— Дурак! Я был ее карликом. Я был Гонзага, это кое-что значило, но не для ее отца. В то время я служил лишь мишенью для насмешек, оказался обреченным развлекать ее, вытаскивать из обычного для нее отчаяния. Только я мог ее рассмешить. И что это был за смех: безудержный, темный и густой как земля, глубокий и круглый как луна. Но я был всего лишь карликом, ее маленькой игрушкой, ее очаровательным горбуном. Она знала о моей любви не больше, чем знает леопард о боли, что причиняет маленькой беззащитной твари, вонзая в нее зубы. Она бы рассмеялась, заговори я о любви, расщепила бы меня надвое изумленным взглядом. Я молчал и ждал.

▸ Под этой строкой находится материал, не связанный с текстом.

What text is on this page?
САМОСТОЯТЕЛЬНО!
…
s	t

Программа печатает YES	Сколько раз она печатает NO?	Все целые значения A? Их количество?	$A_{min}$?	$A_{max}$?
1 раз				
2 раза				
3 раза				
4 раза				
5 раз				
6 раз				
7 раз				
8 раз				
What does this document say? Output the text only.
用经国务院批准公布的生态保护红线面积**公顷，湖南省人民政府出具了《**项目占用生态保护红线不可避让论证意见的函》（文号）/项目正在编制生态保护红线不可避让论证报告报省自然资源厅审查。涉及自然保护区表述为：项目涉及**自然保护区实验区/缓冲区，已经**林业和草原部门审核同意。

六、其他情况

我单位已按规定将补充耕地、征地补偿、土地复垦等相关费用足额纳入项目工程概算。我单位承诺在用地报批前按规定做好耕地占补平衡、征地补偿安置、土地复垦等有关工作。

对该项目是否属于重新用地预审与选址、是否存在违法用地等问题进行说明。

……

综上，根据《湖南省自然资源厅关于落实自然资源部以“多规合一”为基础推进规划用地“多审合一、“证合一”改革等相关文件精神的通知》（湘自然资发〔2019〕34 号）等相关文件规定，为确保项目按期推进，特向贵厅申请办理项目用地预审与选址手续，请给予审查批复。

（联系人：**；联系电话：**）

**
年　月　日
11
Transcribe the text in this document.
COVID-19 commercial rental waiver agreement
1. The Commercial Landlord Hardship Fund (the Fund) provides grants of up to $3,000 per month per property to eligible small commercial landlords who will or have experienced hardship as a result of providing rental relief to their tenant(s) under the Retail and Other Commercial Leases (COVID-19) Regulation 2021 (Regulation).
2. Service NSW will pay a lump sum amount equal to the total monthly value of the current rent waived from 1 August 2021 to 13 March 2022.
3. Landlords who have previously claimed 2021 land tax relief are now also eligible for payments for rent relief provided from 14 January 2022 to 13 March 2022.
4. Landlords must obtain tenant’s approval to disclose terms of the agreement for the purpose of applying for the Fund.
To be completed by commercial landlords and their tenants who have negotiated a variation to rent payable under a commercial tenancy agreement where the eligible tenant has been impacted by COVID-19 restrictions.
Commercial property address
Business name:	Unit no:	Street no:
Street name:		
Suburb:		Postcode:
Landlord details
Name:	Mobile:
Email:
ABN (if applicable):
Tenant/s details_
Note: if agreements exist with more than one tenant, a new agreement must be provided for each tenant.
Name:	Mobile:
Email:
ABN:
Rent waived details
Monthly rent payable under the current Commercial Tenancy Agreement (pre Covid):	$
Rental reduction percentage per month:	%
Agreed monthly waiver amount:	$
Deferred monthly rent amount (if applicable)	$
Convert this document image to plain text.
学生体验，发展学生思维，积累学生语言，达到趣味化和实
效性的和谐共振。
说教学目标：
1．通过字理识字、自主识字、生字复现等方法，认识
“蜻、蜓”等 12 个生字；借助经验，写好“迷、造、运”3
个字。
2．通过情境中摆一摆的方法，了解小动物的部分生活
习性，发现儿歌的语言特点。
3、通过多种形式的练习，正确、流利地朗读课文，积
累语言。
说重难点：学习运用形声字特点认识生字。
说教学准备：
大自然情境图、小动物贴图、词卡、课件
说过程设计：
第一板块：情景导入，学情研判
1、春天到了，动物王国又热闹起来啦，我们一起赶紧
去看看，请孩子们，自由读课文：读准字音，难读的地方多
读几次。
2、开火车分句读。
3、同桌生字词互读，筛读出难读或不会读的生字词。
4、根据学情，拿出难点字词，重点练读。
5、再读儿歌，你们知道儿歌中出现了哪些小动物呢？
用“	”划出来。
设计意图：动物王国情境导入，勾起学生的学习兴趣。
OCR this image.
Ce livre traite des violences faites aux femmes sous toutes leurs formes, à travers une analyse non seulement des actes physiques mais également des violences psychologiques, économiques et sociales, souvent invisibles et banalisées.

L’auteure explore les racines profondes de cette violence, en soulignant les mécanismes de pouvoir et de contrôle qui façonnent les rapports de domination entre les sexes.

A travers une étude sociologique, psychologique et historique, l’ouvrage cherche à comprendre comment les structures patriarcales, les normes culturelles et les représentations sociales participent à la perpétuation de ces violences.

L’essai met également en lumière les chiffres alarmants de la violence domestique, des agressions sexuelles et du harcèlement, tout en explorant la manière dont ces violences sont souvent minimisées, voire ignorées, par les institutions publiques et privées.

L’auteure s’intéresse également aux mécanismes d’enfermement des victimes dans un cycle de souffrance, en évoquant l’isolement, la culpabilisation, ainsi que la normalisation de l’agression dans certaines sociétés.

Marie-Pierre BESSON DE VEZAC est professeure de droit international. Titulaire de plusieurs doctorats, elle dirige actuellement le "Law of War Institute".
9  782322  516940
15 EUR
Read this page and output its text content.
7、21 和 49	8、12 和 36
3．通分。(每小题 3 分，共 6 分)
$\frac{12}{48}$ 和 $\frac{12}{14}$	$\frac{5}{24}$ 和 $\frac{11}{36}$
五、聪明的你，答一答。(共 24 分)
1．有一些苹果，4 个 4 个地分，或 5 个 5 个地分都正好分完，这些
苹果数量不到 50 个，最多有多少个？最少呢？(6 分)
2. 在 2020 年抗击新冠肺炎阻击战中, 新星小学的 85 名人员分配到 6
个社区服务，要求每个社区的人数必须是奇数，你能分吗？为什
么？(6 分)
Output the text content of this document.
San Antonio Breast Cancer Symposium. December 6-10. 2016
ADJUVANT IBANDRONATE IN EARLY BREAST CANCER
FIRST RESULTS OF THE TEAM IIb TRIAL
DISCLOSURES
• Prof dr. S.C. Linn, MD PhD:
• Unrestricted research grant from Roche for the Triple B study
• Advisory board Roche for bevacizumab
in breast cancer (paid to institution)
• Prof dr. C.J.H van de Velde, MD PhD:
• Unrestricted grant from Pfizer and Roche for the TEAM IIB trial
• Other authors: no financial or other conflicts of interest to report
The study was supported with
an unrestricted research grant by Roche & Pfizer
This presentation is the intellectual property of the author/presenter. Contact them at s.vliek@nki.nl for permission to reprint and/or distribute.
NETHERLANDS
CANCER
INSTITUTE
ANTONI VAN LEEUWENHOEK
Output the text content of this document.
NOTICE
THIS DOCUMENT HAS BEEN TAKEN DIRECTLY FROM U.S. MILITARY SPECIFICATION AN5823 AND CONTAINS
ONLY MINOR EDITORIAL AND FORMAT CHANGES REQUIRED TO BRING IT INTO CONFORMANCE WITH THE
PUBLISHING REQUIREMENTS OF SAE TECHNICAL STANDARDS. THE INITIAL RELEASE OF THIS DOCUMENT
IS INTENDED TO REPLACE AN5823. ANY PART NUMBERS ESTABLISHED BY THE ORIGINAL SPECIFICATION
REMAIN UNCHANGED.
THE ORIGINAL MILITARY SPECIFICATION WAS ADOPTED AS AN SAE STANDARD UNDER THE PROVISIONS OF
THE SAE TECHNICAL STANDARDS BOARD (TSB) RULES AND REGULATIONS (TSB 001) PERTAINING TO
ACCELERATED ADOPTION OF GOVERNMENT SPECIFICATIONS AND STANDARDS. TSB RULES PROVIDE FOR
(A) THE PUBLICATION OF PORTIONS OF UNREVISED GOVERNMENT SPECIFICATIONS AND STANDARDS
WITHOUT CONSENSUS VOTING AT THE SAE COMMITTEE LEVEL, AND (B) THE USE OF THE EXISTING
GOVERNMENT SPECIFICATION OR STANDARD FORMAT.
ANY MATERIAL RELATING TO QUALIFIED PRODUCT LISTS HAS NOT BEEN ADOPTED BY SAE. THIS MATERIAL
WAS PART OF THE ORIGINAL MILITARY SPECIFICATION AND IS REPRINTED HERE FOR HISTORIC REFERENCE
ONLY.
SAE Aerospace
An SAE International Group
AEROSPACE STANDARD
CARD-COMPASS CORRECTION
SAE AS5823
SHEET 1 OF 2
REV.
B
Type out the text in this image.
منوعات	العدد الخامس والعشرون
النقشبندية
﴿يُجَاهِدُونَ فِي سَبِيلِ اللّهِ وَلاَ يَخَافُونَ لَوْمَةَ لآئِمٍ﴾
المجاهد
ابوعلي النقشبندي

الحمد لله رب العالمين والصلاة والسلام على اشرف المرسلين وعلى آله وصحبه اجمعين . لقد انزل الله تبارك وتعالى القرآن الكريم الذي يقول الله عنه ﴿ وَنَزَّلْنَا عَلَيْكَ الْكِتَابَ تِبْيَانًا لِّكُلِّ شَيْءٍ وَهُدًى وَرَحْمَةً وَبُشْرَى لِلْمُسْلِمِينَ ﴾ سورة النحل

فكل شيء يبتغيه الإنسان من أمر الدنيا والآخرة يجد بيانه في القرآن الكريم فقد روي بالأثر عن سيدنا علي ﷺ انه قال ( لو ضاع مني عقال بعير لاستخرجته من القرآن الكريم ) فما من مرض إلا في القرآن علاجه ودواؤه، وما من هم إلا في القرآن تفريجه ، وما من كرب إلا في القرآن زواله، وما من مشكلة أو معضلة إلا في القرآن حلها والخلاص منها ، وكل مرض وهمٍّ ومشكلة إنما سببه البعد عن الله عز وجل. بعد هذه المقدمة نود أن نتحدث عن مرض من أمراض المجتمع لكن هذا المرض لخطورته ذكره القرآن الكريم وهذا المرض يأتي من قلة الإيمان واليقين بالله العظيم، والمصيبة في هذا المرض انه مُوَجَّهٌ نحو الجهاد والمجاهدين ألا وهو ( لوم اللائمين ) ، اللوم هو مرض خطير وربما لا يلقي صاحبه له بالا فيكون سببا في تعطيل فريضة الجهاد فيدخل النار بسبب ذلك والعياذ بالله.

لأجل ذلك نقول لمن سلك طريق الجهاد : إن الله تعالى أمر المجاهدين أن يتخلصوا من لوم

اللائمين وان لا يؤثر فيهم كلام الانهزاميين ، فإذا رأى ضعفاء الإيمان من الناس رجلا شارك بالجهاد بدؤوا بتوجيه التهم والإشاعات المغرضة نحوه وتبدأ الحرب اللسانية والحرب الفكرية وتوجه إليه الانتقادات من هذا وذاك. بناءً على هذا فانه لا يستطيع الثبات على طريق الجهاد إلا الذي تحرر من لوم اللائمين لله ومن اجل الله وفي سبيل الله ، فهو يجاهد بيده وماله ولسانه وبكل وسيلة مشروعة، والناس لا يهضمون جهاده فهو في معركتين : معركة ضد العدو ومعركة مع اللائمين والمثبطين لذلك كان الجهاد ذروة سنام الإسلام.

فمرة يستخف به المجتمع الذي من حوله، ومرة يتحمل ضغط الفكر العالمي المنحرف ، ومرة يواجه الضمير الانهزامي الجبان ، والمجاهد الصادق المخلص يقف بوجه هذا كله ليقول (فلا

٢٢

— Ждал? Чего же? — спросил Арлекин.
— Я не знал. Ждал, когда что-то случится, что-то изменится, что-то спустится с небес и все исправится. Но этого не произошло. Тогда я нашел безумного поэта с его поэмой бессмертия. Он продал ее мне за три золотых и бочонок вина. Я продолжал ждать, но в глубине моего сознания созревал план. Чем больше расцветала с годами ее красота, тем сильнее становилась моя горечь. Я никогда не получу ее, не смогу ею обладать. Как жесток Бог, пославший сей соблазн уроду вроде меня! Неодолимое искушение. Ее осаждали поклонники, толпы молодых людей стучались в двери замка. Но я был на особом положении. Я первым принимал поклонников. Их всех, каждого, заставляли ждать в прихожей, где находился только я. Девушка думала, что верный карлик развлечет юношей, пока они дожидаются. Я использовал время с толком. Одному — удачно произнесенное сомнение. Другому — слух о том, что богатство семьи скоро сменится огромными долгами. Ложь о том, что ее интимный запах ужасен. На самом деле было совсем наоборот. Одному потрясенному поклоннику я шепнул о ее бесплодии. Другому — рассказал про ее гнев из-за смерти рожденного ею младенца, добавив, что тот родился с рожками и раздвоенными копытами. Юноши были не чета мне. Только что ждали, сраженные страстью, а в следующий миг уже убегали, терзаясь страхом и сомнениями. Она так и не вышла замуж.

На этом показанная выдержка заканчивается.